La Trésorerie générale du Royaume relève une atténuation du déficit budgétaire de 4,7 milliards de dirhams en glissement annuel portant ainsi l’écart à 20,2 milliards de dirhams à fin juin 2026.
Finances publiques : La situation provisoire des charges et ressources du Trésor arrêtée à fin juin 2026 laisse apparaître une hausse des recettes ordinaires de 8,6% et des dépenses ordinaires émises de 14,9%.
Le déficit budgétaire s’allège au premier semestre de l’année. La Trésorerie générale du Royaume relève une atténuation de 4,7 milliards de dirhams en glissement annuel portant ainsi l’écart à 20,2 milliards de dirhams à fin juin 2026 contre 24,9 milliards de dirhams à la même période de l’année précédente. « Ce déficit tient compte d’un solde positif de 26 MMDH dégagé par les comptes spéciaux du Trésor (CST) et les services de l’État gérés de manière autonome (SEGMA) », précise la TGR dans son Bulletin mensuel de statistiques des finances publiques de juin 2026 « . D’après la même source, les recettes ordinaires se sont établies à 229,7 milliards de dirhams, en hausse de 8,6%. Cette évolution est effet portée par l’augmentation de 13,8% des impôts directs, de 9,5% des droits de douane, de 9,5% des impôts indirects et 14,9% des droits d’enregistrement et de timbre. En revanche, les recettes non fiscales ont affiché une baisse de 16,9% par rapport à une année plus tôt.
Dans le détail, les recettes fiscales ont atteint les 208,8 milliards de dirhams contre 186,3 milliards de dirhams à fin juin 2025, en augmentation de 12%, soit un additionnel de 22,4 milliards de dirhams. «L’évolution des recettes fiscales résulte de la hausse des recettes de la fiscalité douanière de 9,5% et de la fiscalité domestique de 13,1%», commente la TGR dans ce sens.

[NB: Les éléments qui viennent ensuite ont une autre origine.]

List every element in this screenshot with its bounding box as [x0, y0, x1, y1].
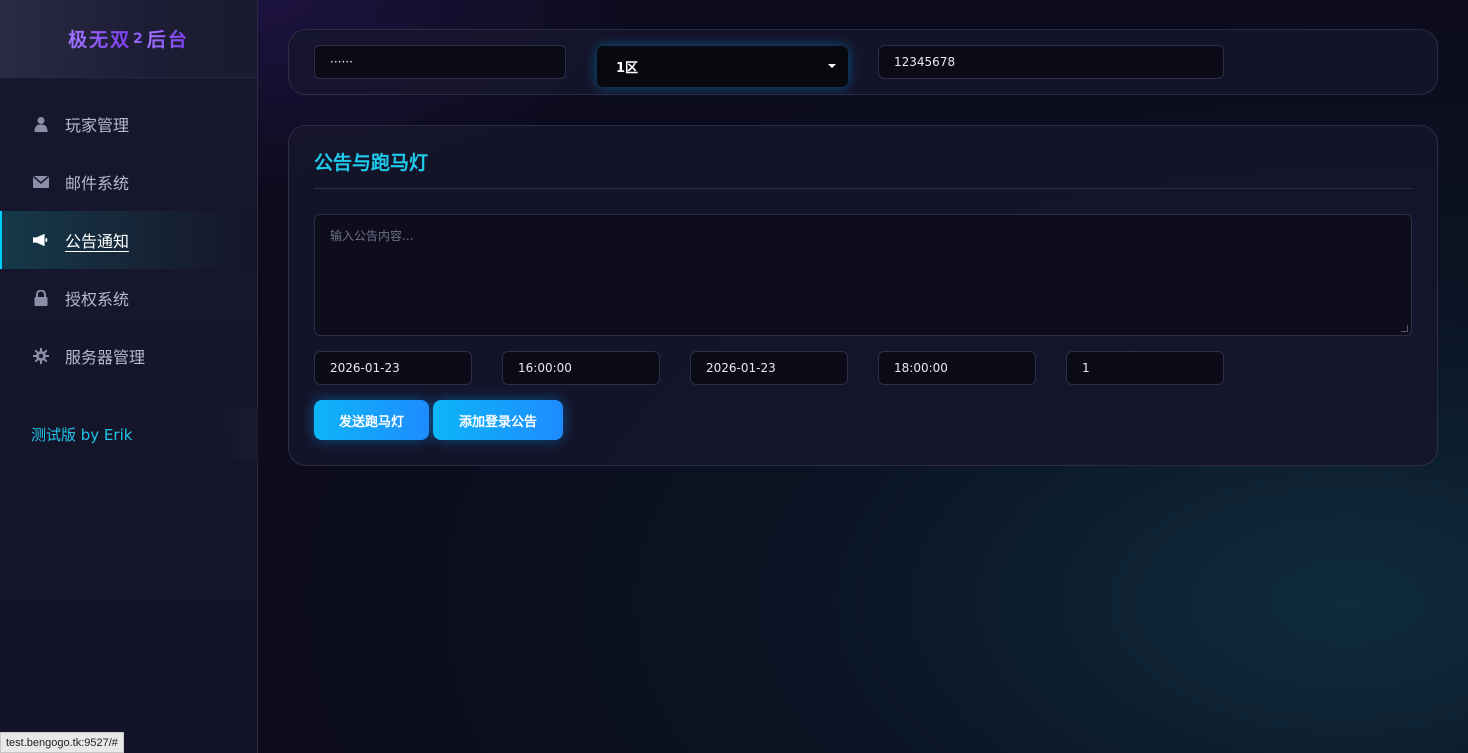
gear-icon — [33, 348, 49, 364]
main-content: ······ 1区 12345678 公告与跑马灯 输入公告内容... 2026… — [258, 0, 1468, 753]
sidebar-item-announcements[interactable]: 公告通知 — [0, 211, 257, 269]
repeat-count-field[interactable]: 1 — [1066, 351, 1224, 385]
sidebar-nav: 玩家管理 邮件系统 公告通知 授权系统 服务器管理 — [0, 95, 257, 385]
send-marquee-button[interactable]: 发送跑马灯 — [314, 400, 429, 440]
version-note: 测试版 by Erik — [0, 408, 258, 460]
brand-suffix: 后台 — [147, 25, 189, 52]
brand-version: 2 — [133, 30, 145, 47]
end-date-field[interactable]: 2026-01-23 — [690, 351, 848, 385]
password-field[interactable]: ······ — [314, 45, 566, 79]
brand-name: 极无双 — [68, 25, 131, 52]
announcement-panel: 公告与跑马灯 输入公告内容... 2026-01-23 16:00:00 202… — [288, 125, 1438, 466]
announcement-content-placeholder: 输入公告内容... — [330, 229, 414, 243]
brand-logo: 极无双 2 后台 — [0, 0, 257, 78]
add-login-notice-button[interactable]: 添加登录公告 — [433, 400, 563, 440]
sidebar-item-label: 公告通知 — [65, 232, 130, 251]
announcement-content-input[interactable]: 输入公告内容... — [314, 214, 1412, 336]
server-select[interactable]: 1区 — [597, 46, 848, 87]
lock-icon — [33, 290, 49, 306]
divider — [314, 188, 1412, 189]
sidebar-item-label: 邮件系统 — [65, 174, 130, 193]
account-bar: ······ 1区 12345678 — [288, 29, 1438, 95]
server-select-value: 1区 — [616, 61, 639, 76]
sidebar-item-label: 服务器管理 — [65, 348, 146, 367]
envelope-icon — [33, 174, 49, 190]
sidebar-item-players[interactable]: 玩家管理 — [0, 95, 257, 153]
account-id-field[interactable]: 12345678 — [878, 45, 1224, 79]
megaphone-icon — [33, 232, 49, 248]
start-date-field[interactable]: 2026-01-23 — [314, 351, 472, 385]
resize-handle-icon[interactable] — [1401, 325, 1408, 332]
sidebar-item-mail[interactable]: 邮件系统 — [0, 153, 257, 211]
sidebar-item-label: 玩家管理 — [65, 116, 130, 135]
panel-title: 公告与跑马灯 — [314, 152, 429, 174]
sidebar: 极无双 2 后台 玩家管理 邮件系统 公告通知 授权系统 服务器管理 测试版 b… — [0, 0, 258, 753]
sidebar-item-label: 授权系统 — [65, 290, 130, 309]
start-time-field[interactable]: 16:00:00 — [502, 351, 660, 385]
end-time-field[interactable]: 18:00:00 — [878, 351, 1036, 385]
caret-down-icon — [828, 64, 836, 68]
status-bar-url: test.bengogo.tk:9527/# — [0, 732, 124, 753]
user-icon — [33, 116, 49, 132]
sidebar-item-servers[interactable]: 服务器管理 — [0, 327, 257, 385]
sidebar-item-authorization[interactable]: 授权系统 — [0, 269, 257, 327]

Les recettes non fiscales ressortent pour leur part à 20,878 milliards de dirhams contre 25,129 milliards de dirhams un an auparavant, en baisse de 16,9% perdant ainsi 4,25 milliards de dirhams de leur valeur. «Cette baisse s’explique notamment par la diminution des versements des comptes spéciaux du Trésor au budget général (10.624 MDH contre 13.671 MDH) et des recettes en atténuation des dépenses de la dette (182 MDH contre 2.949 MDH), conjuguée à la hausse des recettes de monopoles (6.971 MDH contre 5.897 MDH) et des fonds de concours (874 MDH contre 873 MDH)», peut-on retenir de la TGR. Les dépenses émises au titre du budget général ont, quant à elles, progressé de 13,2% à 311,1 milliards de dirhams, et ce sous l’effet de la hausse de 16,7% des dépenses de fonctionnement, de 14,3% des dépenses d’investissement et de 2,4% des charges de la dette budgétisée.
Se référant à la TGR, l’augmentation des charges de la dette budgétisée s’explique par la hausse de 2,3% des remboursements du principal ou amortissements, à 35,2 milliards de dirhams, et de 2,6% des intérêts de la dette, à 24 milliards de dirhams.
La TGR fait également savoir que les engagements de dépenses, y compris celles non soumises au visa préalable d’engagement, se sont élevés à 500,5 milliards de dirhams à fin juin, représentant un taux global d’engagement de 52% et un taux d’émission sur engagements de 83%. Pour ce qui est des comptes spéciaux du Trésor, leurs recettes ont atteint 126,6 milliards de dirhams et leurs dépenses émises de 101,5 milliards de dirhams. Le solde de l’ensemble de ces comptes s’élève à 25,1 milliards de dirhams. Concernant les SEGMA, leurs recettes ont reculé de 3,7% à 1,5 milliard de dirhams, tandis que leurs dépenses ont diminué de 6,7% à 531 millions de dirhams.
En termes de financement, la TGR relève un besoin de 23,6 milliards de dirhams à fin juin 2026 contre 46,1 milliards de dirhams ainsi qu’un flux net positif de 22,2 milliards de dirhams du financement extérieur contre un flux net positif de 19,8 milliards de dirhams un an plus tôt. Notons que le Trésor a eu recours au financement intérieur pour un montant de 1,4 milliard de dirhams contre un recours au financement intérieur pour un montant de 26,2 milliards de dirhams à fin juin 2025.